Devant plusieurs milliers de personnes réunies le 7 juin à Saint-Denis, Jean-Luc Mélenchon, leader de La France insoumise (LFI) et candidat déclaré à l’élection présidentielle de 2027, a assuré que « la prochaine présidence gouvernera » selon le principe du « respect des populations et de la volonté de les aider à se libérer de toutes les dépendances et dominations ». Il a promis que la Nouvelle-Calédonie irait « vers l’indépendance ».
Lors de ce rassemblement de campagne, le candidat insoumis a également promis « l’autonomie étendue » à la Corse, au nom du droit des peuples à disposer d’eux-mêmes.

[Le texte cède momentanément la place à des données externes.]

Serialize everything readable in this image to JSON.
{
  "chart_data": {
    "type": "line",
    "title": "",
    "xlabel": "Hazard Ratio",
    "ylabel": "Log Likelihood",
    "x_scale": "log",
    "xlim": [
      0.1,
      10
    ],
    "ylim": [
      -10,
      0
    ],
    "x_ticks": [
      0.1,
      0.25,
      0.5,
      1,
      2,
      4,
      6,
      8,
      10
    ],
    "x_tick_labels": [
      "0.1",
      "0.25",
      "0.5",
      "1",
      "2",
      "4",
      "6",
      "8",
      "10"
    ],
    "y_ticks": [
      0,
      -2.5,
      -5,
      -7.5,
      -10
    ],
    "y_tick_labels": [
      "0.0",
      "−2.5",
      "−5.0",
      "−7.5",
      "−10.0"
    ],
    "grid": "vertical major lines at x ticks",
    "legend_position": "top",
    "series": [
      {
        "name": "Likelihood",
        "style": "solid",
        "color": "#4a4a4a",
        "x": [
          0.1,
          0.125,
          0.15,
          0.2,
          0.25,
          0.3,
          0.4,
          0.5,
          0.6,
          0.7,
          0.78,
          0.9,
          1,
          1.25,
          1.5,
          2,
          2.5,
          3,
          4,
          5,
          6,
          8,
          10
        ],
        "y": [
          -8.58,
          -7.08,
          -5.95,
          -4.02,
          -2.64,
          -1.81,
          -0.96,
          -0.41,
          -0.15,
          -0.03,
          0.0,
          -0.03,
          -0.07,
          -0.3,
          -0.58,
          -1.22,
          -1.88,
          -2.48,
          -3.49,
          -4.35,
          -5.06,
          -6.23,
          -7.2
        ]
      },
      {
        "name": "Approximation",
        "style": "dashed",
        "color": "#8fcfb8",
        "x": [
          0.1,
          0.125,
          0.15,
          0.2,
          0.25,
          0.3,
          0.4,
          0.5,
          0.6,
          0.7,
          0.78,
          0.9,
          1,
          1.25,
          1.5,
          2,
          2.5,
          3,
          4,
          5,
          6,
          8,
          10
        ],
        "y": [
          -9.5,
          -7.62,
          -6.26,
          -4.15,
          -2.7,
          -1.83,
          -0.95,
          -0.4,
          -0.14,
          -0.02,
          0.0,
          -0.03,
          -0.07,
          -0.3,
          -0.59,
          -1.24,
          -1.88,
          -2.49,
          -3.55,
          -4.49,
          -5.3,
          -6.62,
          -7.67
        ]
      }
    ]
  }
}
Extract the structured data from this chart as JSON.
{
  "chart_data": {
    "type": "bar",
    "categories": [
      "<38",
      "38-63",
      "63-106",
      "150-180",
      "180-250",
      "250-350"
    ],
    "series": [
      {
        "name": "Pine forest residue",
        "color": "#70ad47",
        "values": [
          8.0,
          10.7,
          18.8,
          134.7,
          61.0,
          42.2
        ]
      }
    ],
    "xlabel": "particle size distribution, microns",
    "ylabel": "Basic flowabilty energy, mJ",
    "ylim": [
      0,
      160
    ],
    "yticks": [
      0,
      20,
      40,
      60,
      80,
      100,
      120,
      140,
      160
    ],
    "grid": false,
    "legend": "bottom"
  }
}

« Aujourd’hui, l’avenir des territoires insulaires ou très éloignés de l’Hexagone, comme la Guyane, est en discussion. Les populations concernées exigent la clarté de ceux qui se proposent pour présider la patrie commune », a-t-il déclaré devant plusieurs milliers de personnes réunies devant la nécropole des rois de France. Des tombeaux royaux qui, évoqués par le maire de la ville Bally Bagayoko, ont été conspués par une partie de la foule. « Notre pays s'est inventé ici même », a lancé Jean-Luc Mélenchon en pointant la basilique.
« Il faut que la prochaine présidence gouverne avec un principe commun : le respect des populations et la volonté de les aider à se libérer de toutes les dépendances et dominations », a-t-il ajouté, avant d’interpeller ses « camarades de la Réunion, des Antilles » et d’assurer : « Aucun tabou à ce sujet de l’autonomie. »
« La perspective sera le droit complet à l’autonomie quand et seulement les populations concernées la souhaitent et au rythme qu’elles auront choisi ». Mélenchon a également déclaré que « notre présidence n’enverra jamais de troupes en Nouvelle-Calédonie comme ce fut le cas sous Chirac », renvoyant ainsi à la crise d’Ouvéa de 1988 où 19 indépendantistes kanaks et deux militaires français avaient été tués.